That’s all it seemed like Stiles could see. Terrifying, unknown, chilling, darkness. Stiles woke up, eyes wide open. Today was different. There was no desperate gasping. No overwhelming panic. Just another day after the nogitsune had been forced out of him.
Stiles was recovering slowly, but at least he didn’t wake up screaming himself hoarse. Some days he woke up after a full night of sleep. Dreamless sleep.
No Kanimas, ancient fox demons, alpha packs, or whatever new “big bad” came crashing into Beacon Hills. That’s not to say he was free of his night terrors or that he didn’t still feel like the world has been crumbling down around him with no way to escape whole and unscathed.
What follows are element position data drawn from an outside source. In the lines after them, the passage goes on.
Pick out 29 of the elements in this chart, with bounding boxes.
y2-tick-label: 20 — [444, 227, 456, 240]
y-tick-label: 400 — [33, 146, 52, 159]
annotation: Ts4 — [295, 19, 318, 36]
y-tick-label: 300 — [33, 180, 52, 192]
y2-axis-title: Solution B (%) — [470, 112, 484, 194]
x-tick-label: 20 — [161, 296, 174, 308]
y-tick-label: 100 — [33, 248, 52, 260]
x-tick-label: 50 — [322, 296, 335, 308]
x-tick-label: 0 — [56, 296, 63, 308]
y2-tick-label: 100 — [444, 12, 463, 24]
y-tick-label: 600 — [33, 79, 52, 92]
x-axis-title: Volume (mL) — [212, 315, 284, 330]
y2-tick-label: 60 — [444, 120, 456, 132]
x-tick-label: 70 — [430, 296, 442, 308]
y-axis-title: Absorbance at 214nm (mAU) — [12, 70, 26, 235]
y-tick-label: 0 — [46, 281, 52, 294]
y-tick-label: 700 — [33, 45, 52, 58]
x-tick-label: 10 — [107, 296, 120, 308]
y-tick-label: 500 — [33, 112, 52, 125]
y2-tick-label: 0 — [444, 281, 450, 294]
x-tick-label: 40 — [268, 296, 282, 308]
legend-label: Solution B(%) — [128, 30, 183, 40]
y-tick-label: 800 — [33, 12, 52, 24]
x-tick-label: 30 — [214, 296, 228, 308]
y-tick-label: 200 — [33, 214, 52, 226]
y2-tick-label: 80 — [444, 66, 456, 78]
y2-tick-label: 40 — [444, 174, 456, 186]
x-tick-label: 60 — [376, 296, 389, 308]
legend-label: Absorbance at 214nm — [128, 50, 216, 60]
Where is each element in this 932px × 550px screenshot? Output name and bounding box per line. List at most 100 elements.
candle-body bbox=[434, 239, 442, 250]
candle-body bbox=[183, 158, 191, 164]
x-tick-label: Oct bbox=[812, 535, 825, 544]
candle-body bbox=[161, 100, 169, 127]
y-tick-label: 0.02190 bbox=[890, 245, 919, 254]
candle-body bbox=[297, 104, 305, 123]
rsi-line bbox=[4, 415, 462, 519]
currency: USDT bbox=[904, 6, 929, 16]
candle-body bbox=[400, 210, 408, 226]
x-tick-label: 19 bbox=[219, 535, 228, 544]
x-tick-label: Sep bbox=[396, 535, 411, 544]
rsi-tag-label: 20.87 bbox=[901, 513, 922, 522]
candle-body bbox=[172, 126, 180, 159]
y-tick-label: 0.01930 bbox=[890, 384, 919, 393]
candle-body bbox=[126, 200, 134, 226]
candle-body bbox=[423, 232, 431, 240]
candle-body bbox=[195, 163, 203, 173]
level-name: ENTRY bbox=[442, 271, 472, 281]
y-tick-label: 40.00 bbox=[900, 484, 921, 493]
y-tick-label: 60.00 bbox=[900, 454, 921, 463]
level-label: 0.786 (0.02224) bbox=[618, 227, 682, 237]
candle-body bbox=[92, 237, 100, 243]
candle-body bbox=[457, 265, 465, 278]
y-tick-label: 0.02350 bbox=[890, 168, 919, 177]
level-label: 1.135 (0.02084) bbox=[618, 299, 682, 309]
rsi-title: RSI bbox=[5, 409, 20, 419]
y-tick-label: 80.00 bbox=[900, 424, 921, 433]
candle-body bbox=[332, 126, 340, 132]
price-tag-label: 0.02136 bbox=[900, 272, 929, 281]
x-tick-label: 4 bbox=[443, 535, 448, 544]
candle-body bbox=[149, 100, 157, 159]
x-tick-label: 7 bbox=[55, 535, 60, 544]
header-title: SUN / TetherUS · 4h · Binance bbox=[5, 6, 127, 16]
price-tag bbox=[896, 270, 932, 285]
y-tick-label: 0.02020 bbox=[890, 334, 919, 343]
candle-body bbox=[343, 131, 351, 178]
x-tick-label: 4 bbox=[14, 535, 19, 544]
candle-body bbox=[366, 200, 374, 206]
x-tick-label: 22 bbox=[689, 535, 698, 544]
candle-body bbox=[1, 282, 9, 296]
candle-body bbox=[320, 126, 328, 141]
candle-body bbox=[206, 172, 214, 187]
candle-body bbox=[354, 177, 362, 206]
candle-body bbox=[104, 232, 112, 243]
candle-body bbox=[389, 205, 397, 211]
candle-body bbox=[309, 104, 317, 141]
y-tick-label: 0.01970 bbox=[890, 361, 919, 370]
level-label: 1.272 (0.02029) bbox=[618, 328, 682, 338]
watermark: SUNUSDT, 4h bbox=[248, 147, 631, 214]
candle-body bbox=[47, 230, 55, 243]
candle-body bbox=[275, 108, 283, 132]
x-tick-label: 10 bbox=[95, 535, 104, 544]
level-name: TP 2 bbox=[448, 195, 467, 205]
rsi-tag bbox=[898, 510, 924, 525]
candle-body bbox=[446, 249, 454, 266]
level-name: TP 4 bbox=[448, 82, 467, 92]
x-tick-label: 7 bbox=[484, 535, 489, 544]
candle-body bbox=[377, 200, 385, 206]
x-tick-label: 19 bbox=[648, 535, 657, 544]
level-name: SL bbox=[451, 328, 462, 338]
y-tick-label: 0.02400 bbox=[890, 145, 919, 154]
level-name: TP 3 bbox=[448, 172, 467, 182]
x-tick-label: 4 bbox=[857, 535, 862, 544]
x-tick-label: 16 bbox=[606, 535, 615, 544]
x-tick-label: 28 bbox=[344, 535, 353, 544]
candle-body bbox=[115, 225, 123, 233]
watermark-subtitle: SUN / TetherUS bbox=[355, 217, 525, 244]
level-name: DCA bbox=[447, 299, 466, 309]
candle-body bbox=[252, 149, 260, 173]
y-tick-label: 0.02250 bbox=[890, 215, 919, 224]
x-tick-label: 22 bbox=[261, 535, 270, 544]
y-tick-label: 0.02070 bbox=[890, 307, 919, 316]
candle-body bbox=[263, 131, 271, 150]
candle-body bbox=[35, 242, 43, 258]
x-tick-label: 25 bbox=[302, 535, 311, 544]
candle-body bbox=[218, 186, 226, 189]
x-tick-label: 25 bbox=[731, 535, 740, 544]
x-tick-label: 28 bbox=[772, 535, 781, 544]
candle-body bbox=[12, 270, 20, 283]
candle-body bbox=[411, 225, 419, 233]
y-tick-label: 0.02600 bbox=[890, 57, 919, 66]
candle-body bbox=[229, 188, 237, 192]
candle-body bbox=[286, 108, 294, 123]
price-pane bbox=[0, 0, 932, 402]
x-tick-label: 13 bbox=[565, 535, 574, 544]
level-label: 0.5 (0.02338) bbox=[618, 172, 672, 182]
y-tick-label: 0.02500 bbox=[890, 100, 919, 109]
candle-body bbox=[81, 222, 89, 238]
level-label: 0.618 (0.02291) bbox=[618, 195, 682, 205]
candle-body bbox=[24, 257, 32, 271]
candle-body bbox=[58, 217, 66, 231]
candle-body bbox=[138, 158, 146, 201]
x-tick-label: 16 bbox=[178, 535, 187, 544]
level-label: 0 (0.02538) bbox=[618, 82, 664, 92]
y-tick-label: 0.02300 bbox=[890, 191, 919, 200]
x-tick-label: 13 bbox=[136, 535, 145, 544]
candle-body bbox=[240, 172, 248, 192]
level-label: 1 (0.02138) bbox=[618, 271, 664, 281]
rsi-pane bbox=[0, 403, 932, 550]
Some days… some days Stiles could feel the kanima prick his neck. He could see the mechanic’s body being crushed, Stiles unable to look away. The venom spreading through his body, too quickly for Stiles to react.
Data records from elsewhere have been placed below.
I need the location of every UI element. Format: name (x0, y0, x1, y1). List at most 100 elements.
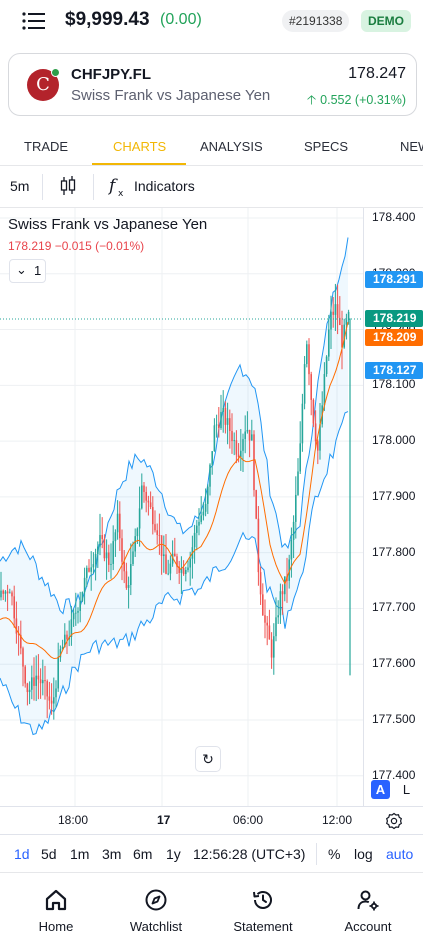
account-id-badge[interactable]: #2191338 (282, 10, 350, 32)
interval-selector[interactable]: 5m (10, 178, 30, 194)
range-3m[interactable]: 3m (102, 846, 122, 862)
candle-body (145, 491, 147, 501)
price-axis[interactable]: 178.400178.300178.200178.100178.000177.9… (363, 208, 423, 806)
range-5d[interactable]: 5d (41, 846, 57, 862)
candle-body (218, 424, 220, 429)
candle-body (141, 485, 143, 509)
price-tick: 177.700 (372, 600, 416, 615)
gear-icon[interactable] (385, 812, 403, 830)
bollinger-upper-line (0, 237, 349, 615)
candle-body (209, 464, 211, 487)
candle-body (9, 592, 11, 594)
nav-account-label: Account (344, 919, 392, 934)
reset-chart-button[interactable]: ↻ (196, 747, 220, 771)
lower-band-price-tag: 178.127 (365, 362, 423, 379)
nav-watchlist[interactable]: Watchlist (106, 873, 206, 944)
price-chart[interactable] (0, 208, 363, 806)
candle-body (343, 324, 345, 348)
time-axis[interactable]: 18:00 17 06:00 12:00 (0, 806, 423, 834)
tab-charts[interactable]: CHARTS (113, 139, 167, 154)
candlestick-icon[interactable] (59, 175, 77, 197)
range-6m[interactable]: 6m (133, 846, 153, 862)
price-tick: 177.500 (372, 712, 416, 726)
candle-body (101, 535, 103, 539)
percent-scale-toggle[interactable]: % (328, 846, 341, 862)
candle-body (165, 554, 167, 574)
nav-statement[interactable]: Statement (213, 873, 313, 944)
demo-badge[interactable]: DEMO (361, 10, 411, 32)
time-tick: 18:00 (58, 813, 89, 827)
auto-scale-button[interactable]: A (371, 780, 390, 799)
candle-body (81, 592, 84, 601)
history-icon (253, 891, 272, 909)
chevron-down-icon: ⌄ (16, 262, 27, 277)
market-open-dot (51, 68, 60, 77)
candle-body (312, 399, 315, 424)
candle-body (11, 592, 13, 597)
nav-account[interactable]: Account (318, 873, 418, 944)
instrument-card[interactable]: C CHFJPY.FL Swiss Frank vs Japanese Yen … (8, 53, 417, 116)
candle-body (97, 546, 99, 554)
chart-area[interactable]: Swiss Frank vs Japanese Yen 178.219 −0.0… (0, 208, 423, 806)
candle-body (308, 344, 310, 375)
candle-body (330, 311, 332, 330)
candle-body (328, 329, 330, 357)
candle-body (26, 683, 29, 693)
price-tick: 178.100 (372, 377, 416, 392)
candle-body (259, 572, 262, 595)
candle-body (77, 610, 79, 613)
candle-body (134, 536, 136, 552)
candle-body (246, 430, 249, 432)
candle-body (332, 311, 334, 315)
tab-analysis[interactable]: ANALYSIS (200, 139, 263, 154)
chart-toolbar: 5m f x Indicators (0, 166, 423, 208)
price-tick: 177.400 (372, 767, 416, 782)
candle-body (149, 502, 152, 508)
timezone-clock[interactable]: 12:56:28 (UTC+3) (193, 846, 306, 862)
top-bar: $9,999.43 (0.00) #2191338 DEMO (0, 0, 423, 42)
candle-body (33, 677, 35, 686)
range-1m[interactable]: 1m (70, 846, 90, 862)
candle-body (108, 552, 110, 565)
candle-body (242, 439, 244, 451)
svg-text:x: x (118, 189, 124, 198)
candle-body (39, 679, 42, 684)
menu-icon[interactable] (22, 12, 46, 30)
tab-news[interactable]: NEWS (400, 139, 423, 154)
candle-body (22, 648, 24, 667)
candle-body (2, 590, 4, 594)
range-divider (316, 843, 317, 865)
indicators-button[interactable]: Indicators (134, 178, 195, 194)
function-icon[interactable]: f x (108, 174, 128, 198)
range-1y[interactable]: 1y (166, 846, 181, 862)
candle-body (207, 486, 209, 504)
candle-body (99, 535, 101, 547)
tab-specs[interactable]: SPECS (304, 139, 349, 154)
last-price-tag: 178.219 (365, 310, 423, 327)
nav-home-label: Home (38, 919, 74, 934)
log-scale-button[interactable]: L (402, 782, 411, 797)
candle-body (28, 689, 31, 693)
candle-body (257, 518, 260, 573)
legend-collapse-button[interactable]: ⌄ 1 (9, 259, 46, 283)
price-tick: 177.800 (372, 544, 416, 559)
candle-body (6, 591, 9, 594)
chart-legend-values: 178.219 −0.015 (−0.01%) (8, 239, 145, 253)
range-1d[interactable]: 1d (14, 846, 30, 862)
home-icon (45, 889, 67, 911)
active-tab-indicator (92, 163, 186, 165)
auto-scale-toggle[interactable]: auto (386, 846, 414, 862)
nav-home[interactable]: Home (6, 873, 106, 944)
candle-body (288, 559, 290, 581)
log-scale-toggle[interactable]: log (354, 846, 373, 862)
nav-statement-label: Statement (233, 919, 293, 934)
candle-body (127, 585, 130, 588)
candle-body (233, 440, 235, 442)
candle-body (44, 680, 46, 682)
candle-body (169, 563, 172, 574)
candle-body (83, 577, 86, 593)
tab-trade[interactable]: TRADE (24, 139, 69, 154)
candle-body (0, 590, 2, 598)
candle-body (235, 440, 238, 455)
candle-body (248, 430, 251, 441)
When Stiles thought too much about what the Nogit- the void took from him, completely violating his life, family and inflicting pain, death, chaos, and strife everywhere he went and the friends Stiles never thought he’d have, forcefully taken from him. People who chose this life and those dragged in through blood alike it was unbearable.
Sometimes Stiles still couldn’t manage to meet his own eyes in the mirror, afraid of what he might see, he couldn’t stop the trembling in his hands as he counted his fingers and read books over and over and… some days everything was too much. Everyone was trying to put their lives back together and the pack had to regroup, take a bitter, grief-filled breath, but a breath none the less because those still here are breathing and they couldn’t just stop living their lives.
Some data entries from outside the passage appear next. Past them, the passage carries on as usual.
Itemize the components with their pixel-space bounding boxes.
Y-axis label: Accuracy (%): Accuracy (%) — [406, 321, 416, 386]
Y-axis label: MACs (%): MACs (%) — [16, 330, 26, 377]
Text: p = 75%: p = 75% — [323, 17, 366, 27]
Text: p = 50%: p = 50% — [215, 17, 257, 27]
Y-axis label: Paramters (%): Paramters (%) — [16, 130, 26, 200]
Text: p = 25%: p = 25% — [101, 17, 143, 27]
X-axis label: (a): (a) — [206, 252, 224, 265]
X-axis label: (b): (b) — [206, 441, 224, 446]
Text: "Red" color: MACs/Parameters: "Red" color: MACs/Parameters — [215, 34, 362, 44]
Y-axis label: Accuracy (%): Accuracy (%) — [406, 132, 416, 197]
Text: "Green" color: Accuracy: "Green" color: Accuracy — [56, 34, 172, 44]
Stiles still couldn’t quite believe no one blamed him for what happened to All- no, not her name, not yet.
He knew over time he might be able to forgive himself maybe if he just kept going and could forgive himself one day he’d be--not fine, but better. It seems almost impossible to even think of, but Stiles was no quitter and even if Morrell wasn’t the best role model to follow she was right about one thing.
When you’re going through hell, keep going.